Plus and Minus (正負之間) is a Taiwanese television series released in 2022, produced by CATCHPLAY in collaboration with the Taiwan Creative Content Agency, Rakuten Japan, SPO, and Video Market. Directed by Chiang Ping Chen, the main cast includes Shih Cheng Hao, Max Lin, Matt Lee, and Zheng Qi Lei.

==Synopsis==
Fu Li Gong and Zheng Ze Shou have been close friends since childhood, sharing their school years and later working together at the same law firm. What began as a long-standing friendship gradually develops into deeper feelings, challenging them to move from companions to lovers. In parallel, the story follows X, a nocturnal bartender, and Jian, who runs a daytime laundry business. Despite their opposite lifestyles, their encounter sparks an unexpected connection, exploring contrasts between day and night and the attraction of opposing worlds.

==Cast==
===Main===
- Max Lin as Cheng Tse Shou
- Shih Cheng Hao as Fu Li Kung
- Zheng Qi Lei as Kato Yuki
- Matt Lee as Jian Ying Ze

===Supporting===
- Shara Lin as Nikita
- Amy as Amy
- Michael Lin as Fu Hsing Wang
- Flora Gu as Cheng Xue Ching
- Bryant Li as Cheng Wei Chieh
- Boris Wang as Qian Zhong Hou

===Guest===
- Arlena Chang as Woman on blind date (Ep. 1)
- Aaron Lai as Xiao Dong (Ep. 5–7)
- Hank Wang as A Han (Ep. 5–7)
- Lance Chiu as Policeman (Ep. 5)
- Akihiro Kawai as Policeman (Ep. 5)
- Yue Wang as Ms. Wang (Ep. 8–9, 11)
- Shao Qing Song as Mr. Song (Ep. 9, 11)
- Charles Tu as Wedding Photographer (Ep. 12)
- Huang Juan Zhi as Zi (Ep. 12)
- Wayne Song as En (Ep. 12)
- Lin Shuai Fu as Television celebrity
- Scott Yang as Lovelorn apprentice
- Zheng Yu En as Xiao Yu

==Production==
The series was announced in 2022 as part of Taiwan's expansion of BL content, supported by local and international companies.

==Broadcast==
Plus and Minus premiered on April 15, 2022, and concluded on June 24, 2022, with 12 episodes of approximately 25 minutes each.

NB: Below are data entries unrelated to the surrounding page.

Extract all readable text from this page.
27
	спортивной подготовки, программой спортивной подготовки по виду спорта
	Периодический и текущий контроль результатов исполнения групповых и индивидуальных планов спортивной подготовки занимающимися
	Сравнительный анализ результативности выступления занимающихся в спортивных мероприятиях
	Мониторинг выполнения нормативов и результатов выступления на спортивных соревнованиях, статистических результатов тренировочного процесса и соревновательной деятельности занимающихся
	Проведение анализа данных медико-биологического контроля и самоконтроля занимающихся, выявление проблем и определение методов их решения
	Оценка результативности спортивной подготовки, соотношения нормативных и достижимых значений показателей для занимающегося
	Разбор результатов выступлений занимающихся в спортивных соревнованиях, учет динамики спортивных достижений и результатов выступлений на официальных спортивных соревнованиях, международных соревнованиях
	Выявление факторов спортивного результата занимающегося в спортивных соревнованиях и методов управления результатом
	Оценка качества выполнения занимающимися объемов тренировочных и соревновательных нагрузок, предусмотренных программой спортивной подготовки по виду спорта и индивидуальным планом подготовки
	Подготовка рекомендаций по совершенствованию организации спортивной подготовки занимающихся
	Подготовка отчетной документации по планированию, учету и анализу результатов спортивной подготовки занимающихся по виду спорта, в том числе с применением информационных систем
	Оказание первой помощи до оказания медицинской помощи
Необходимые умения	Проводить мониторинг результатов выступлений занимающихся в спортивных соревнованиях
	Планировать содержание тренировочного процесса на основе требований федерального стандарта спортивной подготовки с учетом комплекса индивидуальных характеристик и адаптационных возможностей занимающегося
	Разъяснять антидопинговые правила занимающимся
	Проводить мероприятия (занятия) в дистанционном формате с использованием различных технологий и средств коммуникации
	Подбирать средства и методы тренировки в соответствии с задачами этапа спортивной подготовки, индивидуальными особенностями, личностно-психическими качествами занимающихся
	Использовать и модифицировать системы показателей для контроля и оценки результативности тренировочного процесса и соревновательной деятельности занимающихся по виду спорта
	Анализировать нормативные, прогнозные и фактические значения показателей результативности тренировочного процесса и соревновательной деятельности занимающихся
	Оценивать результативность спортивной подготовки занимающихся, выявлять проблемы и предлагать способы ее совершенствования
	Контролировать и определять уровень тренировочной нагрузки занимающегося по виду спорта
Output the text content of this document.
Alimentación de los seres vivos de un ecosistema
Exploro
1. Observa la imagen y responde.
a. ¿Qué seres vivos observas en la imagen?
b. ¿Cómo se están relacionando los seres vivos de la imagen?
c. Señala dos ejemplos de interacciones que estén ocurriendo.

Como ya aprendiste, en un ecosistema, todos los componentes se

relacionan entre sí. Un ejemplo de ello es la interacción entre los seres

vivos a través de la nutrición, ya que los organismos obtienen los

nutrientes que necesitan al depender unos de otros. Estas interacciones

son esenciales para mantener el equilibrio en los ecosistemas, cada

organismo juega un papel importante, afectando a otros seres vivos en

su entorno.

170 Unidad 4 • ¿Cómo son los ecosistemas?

Episodes were released weekly on Fridays.

==Reception==
Plus and Minus received attention from critics and audiences. Suco de Manga highlighted the balance between romance and legal drama, noting the gradual development of the protagonists’ relationship. Apple Daily Taiwan described the project as part of the growing popularity of BL dramas in the country, while SETN reported on the positive reception among younger audiences.

On rating platforms, the series scored 7.6/10 from over 16,000 votes on MyDramaList, and 9.3/10 from more than 21,000 reviews on Viki.